International co-operation on climate change is vital, with policy and investment in innovation necessary for progress, according to Ed Miliband MP, Secretary of State for Energy and Climate Change, in a recent speech to the Fabian Society.
He said, ‘There is no more important and no more difficult a challenge in politics at the moment than getting an ambitious agreement at Copenhagen.’
Miliband highlighted the need for decisive action. He said, ‘If we leave climate change to a question of managerialism around targets, finance and technology, we will be sunk.’
He also noted the implicit moral issues regarding climate change. ‘At the core of action on climate change is a fundamental moral question about whether we care about the legacy we leave to future generations: about whether we think it is fair or just to take advantage of the planet’s resources as if there were no tomorrow.’

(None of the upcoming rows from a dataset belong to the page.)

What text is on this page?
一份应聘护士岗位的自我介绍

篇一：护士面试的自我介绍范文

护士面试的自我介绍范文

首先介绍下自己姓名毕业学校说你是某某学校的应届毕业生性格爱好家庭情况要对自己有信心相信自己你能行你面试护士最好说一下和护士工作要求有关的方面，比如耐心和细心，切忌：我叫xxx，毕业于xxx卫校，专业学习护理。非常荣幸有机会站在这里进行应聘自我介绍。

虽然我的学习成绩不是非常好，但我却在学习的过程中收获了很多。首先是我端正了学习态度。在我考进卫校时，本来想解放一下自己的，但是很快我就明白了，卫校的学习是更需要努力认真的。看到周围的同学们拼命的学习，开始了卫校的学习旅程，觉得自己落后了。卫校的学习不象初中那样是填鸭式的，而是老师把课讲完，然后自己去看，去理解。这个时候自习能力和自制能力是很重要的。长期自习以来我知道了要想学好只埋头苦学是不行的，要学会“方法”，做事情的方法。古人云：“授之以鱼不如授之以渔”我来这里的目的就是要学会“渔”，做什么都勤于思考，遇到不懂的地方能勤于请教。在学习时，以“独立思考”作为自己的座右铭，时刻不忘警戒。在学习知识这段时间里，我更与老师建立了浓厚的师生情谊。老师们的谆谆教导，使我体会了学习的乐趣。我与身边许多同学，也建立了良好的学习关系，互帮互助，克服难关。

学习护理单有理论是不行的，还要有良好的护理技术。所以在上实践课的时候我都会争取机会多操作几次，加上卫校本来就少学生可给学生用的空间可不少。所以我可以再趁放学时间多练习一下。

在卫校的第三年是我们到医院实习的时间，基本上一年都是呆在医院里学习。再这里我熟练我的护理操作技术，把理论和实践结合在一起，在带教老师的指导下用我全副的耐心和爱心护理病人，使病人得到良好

Miliband also stressed the importance of growing a greener economy as a counter to the recent financial downturn. ‘Part of the reason I am optimistic not pessimistic about the prospects for a global deal, is that the debate about climate change has been transformed by the debate about the green economy.
‘Suddenly, people can see the argument that this is an essential part of building the post-recession economy-in developed and developing countries.’
The need for cooperation between countries was also highlighted, specifically in the developing nations. He said, ‘…when we look ahead, 75 per cent of the predicted increase in global emissions over the next two decades come from developing countries, 50 per cent from China alone.
So there is no global deal worth its name without developed and developing countries action.’
He added, ‘We need to show a willingness to take action on public finance and we will be saying more about this soon. In this context, we need to understand that it is not an abdication of responsibility to help build a global carbon market, but it is a way of helping ensure we have the scale of finance we need for developing countries.
Milband also stressed the need for new technologies and innovation to match the threat of climate change. He said, ‘And we need to be helping to drive forward the key technologies and sharing the know-how about them. This is why action on CCS and coal is so important. It’s not just about UK emissions, it is about pushing forward CCS as quickly as possible.’